Hay muchos que todavía no entienden el alcance de la amenaza planteada por el Islam radical, específicamente por los extremistas que promueven la jihad violenta contra Estados Unidos y contra los valores universales que los estadounidenses defendemos. Resulta comprensible que la nación tienda a concentrarse en Afganistán e Irak, donde están muriendo hombres y mujeres estadounidenses. Pensamos en términos de países porque en los grandes conflictos del siglo pasado nuestros enemigos eran países. En gran medida y con cortedad de miras, el debate legislativo en Washington se ha centrado en si las tropas en Irak deben reubicarse en Afganistán, como si se tratara de asuntos separados.

Sin embargo, la jihad es mucho más amplia que cualquier nación o incluso que varias naciones. Es más amplia que los conflictos en Afganistán e Irak, o el que existe entre israelíes y palestinos. El Islam radical tiene un objetivo: remplazar todos los Estados islámicos modernos con un califato mundial, destruir a Estados Unidos y convertir a todos los infieles, si es necesario por la fuerza, al Islam. Este plan parece irracional, y lo es. Pero no es más irracional que las políticas seguidas por la Alemania nazi en las décadas de 1930 y 1940 y por la Unión Soviética de Stalin durante la Guerra Fría.

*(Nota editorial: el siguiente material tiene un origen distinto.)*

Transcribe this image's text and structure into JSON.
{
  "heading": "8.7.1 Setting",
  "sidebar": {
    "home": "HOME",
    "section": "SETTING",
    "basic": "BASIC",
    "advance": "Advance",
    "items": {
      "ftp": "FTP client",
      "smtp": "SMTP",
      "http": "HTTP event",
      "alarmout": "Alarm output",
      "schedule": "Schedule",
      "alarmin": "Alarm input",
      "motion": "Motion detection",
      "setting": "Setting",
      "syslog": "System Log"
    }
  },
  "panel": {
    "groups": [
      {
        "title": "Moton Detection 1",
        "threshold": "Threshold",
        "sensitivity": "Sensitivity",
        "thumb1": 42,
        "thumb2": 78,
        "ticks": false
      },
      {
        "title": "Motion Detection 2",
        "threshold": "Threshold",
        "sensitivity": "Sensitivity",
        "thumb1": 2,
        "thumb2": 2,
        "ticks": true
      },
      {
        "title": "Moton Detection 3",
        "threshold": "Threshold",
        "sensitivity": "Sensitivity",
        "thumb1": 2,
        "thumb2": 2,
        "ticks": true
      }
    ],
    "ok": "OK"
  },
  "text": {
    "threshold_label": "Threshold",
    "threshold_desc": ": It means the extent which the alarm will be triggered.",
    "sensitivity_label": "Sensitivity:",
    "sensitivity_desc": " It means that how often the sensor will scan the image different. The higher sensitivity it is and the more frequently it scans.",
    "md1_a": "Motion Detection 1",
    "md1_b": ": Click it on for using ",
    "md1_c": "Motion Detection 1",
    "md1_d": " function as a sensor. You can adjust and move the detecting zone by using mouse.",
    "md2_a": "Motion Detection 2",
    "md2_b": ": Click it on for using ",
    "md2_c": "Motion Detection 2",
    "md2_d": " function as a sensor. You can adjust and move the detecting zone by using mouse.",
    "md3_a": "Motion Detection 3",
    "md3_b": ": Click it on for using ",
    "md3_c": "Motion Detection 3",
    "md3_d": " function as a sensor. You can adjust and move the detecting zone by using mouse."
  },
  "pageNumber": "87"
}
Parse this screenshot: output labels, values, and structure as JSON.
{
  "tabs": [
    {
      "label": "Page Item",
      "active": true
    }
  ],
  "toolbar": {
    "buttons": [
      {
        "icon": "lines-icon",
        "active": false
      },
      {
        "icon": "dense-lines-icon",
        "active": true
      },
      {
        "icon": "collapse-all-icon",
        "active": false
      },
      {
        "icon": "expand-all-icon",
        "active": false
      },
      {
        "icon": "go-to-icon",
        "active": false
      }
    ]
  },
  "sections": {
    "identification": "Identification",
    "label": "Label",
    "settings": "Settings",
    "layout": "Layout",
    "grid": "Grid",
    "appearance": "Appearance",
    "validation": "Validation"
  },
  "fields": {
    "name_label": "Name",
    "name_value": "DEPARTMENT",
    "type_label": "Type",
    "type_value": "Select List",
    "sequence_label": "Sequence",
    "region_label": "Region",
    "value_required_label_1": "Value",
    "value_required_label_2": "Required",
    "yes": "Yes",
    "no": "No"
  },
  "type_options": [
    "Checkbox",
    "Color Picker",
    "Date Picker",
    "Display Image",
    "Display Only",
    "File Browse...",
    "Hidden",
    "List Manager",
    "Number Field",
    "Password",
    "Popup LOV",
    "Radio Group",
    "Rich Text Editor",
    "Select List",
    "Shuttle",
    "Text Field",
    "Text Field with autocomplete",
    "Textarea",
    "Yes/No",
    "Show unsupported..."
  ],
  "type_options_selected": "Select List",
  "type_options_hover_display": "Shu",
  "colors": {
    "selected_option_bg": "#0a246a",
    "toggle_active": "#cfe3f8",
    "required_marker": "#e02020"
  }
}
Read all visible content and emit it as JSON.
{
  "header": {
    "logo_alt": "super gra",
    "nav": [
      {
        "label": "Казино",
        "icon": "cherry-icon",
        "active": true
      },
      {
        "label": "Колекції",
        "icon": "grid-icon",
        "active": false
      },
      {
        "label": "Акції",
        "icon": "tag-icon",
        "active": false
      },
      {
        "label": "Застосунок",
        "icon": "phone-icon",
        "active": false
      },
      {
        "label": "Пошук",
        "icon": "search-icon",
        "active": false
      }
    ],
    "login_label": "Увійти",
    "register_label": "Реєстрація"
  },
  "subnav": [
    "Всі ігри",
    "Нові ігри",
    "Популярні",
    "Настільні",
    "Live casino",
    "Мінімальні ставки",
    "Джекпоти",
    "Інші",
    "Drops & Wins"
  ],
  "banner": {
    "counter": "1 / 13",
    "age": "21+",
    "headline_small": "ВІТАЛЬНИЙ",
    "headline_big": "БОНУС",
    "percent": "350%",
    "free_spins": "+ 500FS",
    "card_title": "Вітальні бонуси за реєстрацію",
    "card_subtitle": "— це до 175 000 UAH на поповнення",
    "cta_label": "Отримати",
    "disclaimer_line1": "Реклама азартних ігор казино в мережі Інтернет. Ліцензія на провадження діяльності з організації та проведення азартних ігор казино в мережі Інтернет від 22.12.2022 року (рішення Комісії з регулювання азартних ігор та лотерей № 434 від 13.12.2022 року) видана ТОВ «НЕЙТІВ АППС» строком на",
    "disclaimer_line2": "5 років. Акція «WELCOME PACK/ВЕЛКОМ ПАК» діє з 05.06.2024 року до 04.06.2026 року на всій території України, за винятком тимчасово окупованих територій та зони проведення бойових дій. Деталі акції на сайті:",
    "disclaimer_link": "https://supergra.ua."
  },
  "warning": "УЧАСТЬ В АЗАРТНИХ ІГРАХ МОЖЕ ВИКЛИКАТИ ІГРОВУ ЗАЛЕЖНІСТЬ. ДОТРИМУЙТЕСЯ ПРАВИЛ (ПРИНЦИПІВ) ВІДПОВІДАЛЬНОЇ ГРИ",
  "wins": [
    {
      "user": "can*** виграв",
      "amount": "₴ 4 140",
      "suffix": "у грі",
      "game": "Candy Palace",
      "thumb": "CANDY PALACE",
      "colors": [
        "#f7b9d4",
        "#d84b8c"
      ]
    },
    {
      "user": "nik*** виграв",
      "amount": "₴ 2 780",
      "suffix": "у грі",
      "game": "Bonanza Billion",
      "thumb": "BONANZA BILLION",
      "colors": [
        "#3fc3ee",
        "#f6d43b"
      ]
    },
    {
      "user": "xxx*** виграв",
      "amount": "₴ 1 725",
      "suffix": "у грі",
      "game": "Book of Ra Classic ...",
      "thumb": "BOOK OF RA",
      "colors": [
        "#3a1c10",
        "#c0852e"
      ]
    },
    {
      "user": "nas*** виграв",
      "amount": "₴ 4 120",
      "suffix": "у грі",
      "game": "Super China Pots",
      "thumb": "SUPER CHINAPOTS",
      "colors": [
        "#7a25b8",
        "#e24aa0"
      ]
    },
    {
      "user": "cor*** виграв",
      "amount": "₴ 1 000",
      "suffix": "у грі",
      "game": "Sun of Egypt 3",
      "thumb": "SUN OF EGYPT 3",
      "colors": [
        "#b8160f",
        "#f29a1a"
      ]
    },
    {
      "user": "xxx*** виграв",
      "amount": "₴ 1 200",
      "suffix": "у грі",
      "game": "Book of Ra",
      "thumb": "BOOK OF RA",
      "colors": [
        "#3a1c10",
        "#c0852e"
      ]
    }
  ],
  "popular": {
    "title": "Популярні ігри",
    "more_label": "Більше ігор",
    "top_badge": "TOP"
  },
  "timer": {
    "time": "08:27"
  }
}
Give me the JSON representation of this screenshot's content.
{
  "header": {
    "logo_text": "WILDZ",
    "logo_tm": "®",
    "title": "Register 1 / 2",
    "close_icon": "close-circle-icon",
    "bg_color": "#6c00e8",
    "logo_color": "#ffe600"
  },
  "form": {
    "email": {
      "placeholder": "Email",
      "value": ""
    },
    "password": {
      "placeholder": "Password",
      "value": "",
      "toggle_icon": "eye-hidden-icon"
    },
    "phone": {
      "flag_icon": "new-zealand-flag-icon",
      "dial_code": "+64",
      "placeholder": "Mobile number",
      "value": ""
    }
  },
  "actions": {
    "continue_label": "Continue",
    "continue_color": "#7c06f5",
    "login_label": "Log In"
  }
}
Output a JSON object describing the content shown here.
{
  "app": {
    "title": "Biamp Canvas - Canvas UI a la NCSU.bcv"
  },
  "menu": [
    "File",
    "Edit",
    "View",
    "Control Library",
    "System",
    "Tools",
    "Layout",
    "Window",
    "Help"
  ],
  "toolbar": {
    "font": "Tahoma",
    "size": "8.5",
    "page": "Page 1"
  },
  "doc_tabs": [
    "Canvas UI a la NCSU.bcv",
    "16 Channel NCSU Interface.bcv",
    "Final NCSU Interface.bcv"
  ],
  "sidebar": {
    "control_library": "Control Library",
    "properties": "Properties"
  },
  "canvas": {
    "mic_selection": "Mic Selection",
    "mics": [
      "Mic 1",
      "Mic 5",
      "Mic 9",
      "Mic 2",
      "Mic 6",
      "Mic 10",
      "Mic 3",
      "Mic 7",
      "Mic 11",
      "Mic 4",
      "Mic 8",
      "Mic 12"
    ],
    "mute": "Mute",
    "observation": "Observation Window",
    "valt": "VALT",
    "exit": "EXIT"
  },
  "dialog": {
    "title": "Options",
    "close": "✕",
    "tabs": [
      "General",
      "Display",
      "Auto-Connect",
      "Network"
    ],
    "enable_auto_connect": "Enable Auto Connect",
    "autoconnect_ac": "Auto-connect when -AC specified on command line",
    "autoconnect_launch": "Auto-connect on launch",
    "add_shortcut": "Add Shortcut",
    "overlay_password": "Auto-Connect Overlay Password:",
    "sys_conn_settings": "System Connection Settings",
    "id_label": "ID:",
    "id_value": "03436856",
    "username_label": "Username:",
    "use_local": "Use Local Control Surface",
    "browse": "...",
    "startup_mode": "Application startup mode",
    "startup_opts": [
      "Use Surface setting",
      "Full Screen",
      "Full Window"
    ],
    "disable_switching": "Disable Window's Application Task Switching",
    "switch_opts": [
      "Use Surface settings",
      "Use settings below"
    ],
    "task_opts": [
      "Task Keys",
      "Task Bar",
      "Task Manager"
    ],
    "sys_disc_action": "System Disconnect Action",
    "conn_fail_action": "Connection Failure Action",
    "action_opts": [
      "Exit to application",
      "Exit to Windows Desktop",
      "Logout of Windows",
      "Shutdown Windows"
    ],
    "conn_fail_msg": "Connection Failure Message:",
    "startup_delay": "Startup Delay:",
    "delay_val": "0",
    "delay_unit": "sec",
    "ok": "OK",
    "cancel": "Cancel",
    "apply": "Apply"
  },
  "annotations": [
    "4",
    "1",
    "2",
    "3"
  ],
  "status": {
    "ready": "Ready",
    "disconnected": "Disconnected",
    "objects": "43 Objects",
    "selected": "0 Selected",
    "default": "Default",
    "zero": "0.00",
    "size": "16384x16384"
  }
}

Y la amenaza es igual de cierta.

En el conflicto actual, el equilibrio de fuerzas no es ni de lejos tan cerrado como durante los primeros días de la Segunda Guerra Mundial y en momentos críticos de la Guerra Fría. No existe comparación entre los recursos económicos, diplomáticos, tecnológicos y militares del mundo civilizado de hoy y los de las organizaciones y Estados terroristas que lo amenazan. Tal vez lo más importante es la increíble imaginación del pueblo estadounidense y sus inauditos conocimientos, inventiva y dedicación. Pero las amenazas de hoy difieren en lo esencial de las que nos acostumbramos a enfrentar durante la Segunda Guerra Mundial y la Guerra Fría. Nuestros enemigos de hoy tienen células clandestinas infiltradas en vez de ejércitos. Se valen del terrorismo indiscriminado en vez de tanques. Entre sus soldados, al igual que entre sus víctimas, hay niños. Entre sus generales se cuentan clérigos radicales. Se comunican por internet. Reclutan combatientes en escuelas, casas de culto y prisiones. Buscan tener armas nucleares, no para la disuasión estratégica, sino como instrumento ofensivo de terror.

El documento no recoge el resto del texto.